Walsh, who might have been born Robert Walsh--a given name often ascribed to him—arrived in Hawaii on 4 September 1836 and established himself with the lay brothers of his congregation. His expulsion was urged by the Protestant clergy, who had the king's ear. Unlike the other Picpus Fathers, however, he was a British subject, and gained the support of the British consul in Hawaii, whose favor was being sought by the kingdom. Consequently, he was permitted to stay, on the condition that he not engage in any proselytization of the native people.

Encouraged by his presence and changes in the island leadership, the two French priests returned to Hawaii the following year. They were joined by another priest of the congregation, Louis Désiré Maigret, who had been appointed as the first Vicar Apostolic of the Sandwich Islands. Opposition and persecution continued, however, and Maigret and another French priest had to leave that following December.

Religious persecution eventually ended after the arrival of a French frigate, L'Artémise, (Note: The sources used here all cite this ship as the one Laplace sailed. The entry on him here, however, states that his ship was La Favorite.) captained by Cyrille Pierre Théodore Laplace, in the process of circumnavigating the world. He had been given instructions by the French government to protect the French residents of Hawaii and to ensure the free exercise of the Catholic faith. Laplace presented King Kamehameha III with an ultimatum, demanding these steps with a monetary surety for compliance, otherwise threatening bombardment of the island. Consequently, the king issued the Edict of Toleration, which led to the free practice of the Catholic Church in Hawaii.

==Mission to Kauai==
In 1841, with the successful establishment of a congregation in Honolulu, Walsh was sent to establish a mission on the island of Kauai, a recently conquered island in the kingdom. He landed on 22 December and was given a warm welcome by various people on the island. He celebrated the first Mass on the island on Christmas Day, under a tree in the village of Koloa, by which he inaugurated the Mission of St. Raphael. Walsh then began classes of instruction in the faith and opened a school at the mission, following which he set out on a tour of the island to expand his mission to the surrounding population. He was able to have a small stone chapel built on the site by the following March.
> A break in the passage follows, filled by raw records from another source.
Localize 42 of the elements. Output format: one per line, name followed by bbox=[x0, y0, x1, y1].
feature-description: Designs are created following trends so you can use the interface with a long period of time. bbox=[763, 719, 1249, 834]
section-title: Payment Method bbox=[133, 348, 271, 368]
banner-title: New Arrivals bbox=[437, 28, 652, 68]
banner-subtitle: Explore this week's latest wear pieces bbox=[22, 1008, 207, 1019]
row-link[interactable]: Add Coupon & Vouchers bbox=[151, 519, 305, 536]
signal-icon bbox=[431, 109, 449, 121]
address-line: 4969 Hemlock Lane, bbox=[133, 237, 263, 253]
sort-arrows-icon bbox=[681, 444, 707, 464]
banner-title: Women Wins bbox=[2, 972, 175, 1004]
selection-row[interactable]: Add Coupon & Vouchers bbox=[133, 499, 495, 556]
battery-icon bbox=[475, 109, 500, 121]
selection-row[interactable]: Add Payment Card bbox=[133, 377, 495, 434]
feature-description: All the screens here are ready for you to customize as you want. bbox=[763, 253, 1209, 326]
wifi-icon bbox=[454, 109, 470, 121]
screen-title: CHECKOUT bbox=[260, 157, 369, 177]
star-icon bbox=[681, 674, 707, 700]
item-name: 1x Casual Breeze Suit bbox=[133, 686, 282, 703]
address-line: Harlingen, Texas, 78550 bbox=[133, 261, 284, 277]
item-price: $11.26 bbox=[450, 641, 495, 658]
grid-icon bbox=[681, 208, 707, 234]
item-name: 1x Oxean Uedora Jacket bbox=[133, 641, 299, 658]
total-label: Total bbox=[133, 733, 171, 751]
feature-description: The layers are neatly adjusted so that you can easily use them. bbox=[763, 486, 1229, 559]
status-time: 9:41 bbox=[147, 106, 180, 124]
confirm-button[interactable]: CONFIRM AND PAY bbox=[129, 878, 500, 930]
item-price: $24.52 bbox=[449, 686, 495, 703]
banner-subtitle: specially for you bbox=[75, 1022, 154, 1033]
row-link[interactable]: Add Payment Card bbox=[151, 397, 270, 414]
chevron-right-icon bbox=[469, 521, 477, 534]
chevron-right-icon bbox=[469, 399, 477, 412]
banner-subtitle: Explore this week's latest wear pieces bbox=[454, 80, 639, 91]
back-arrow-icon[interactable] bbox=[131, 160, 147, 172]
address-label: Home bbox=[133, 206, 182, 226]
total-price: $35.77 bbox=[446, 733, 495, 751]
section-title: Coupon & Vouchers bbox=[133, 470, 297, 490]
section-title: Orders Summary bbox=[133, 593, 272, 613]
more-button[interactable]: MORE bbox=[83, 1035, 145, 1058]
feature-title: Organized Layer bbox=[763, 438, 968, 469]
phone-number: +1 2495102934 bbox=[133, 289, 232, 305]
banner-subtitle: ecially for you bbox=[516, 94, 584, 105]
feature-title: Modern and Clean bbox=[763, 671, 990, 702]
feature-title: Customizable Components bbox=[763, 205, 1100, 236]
On this island, however, Walsh encountered the same hostility and persecution which had taken place on Oahu. The chiefess of the island, Kekauʻōnohi, was a staunch Protestant, and, while not taking any open steps, did not interfere when lower chiefs would imprison and impose heavy penalties on those who established ties with the mission. His energy was thus divided between preaching the Gospel to the populace and defending his followers against the local chiefs.

Despite this opposition, and the eventual failure of some of his missions on the island, Walsh spent the next six years establishing churches and schools around the island, including the Saint Raphael Catholic Church, which began in 1843. He even extended his mission to the island of Niihau in 1842, celebrating the first Mass there on 31 July. He returned to Oahu either in 1848 or in 1859.

==Death==
Walsh returned to Oahu, where he became the pastor of Ahuimanu. It was there that he died on 14 October 1869.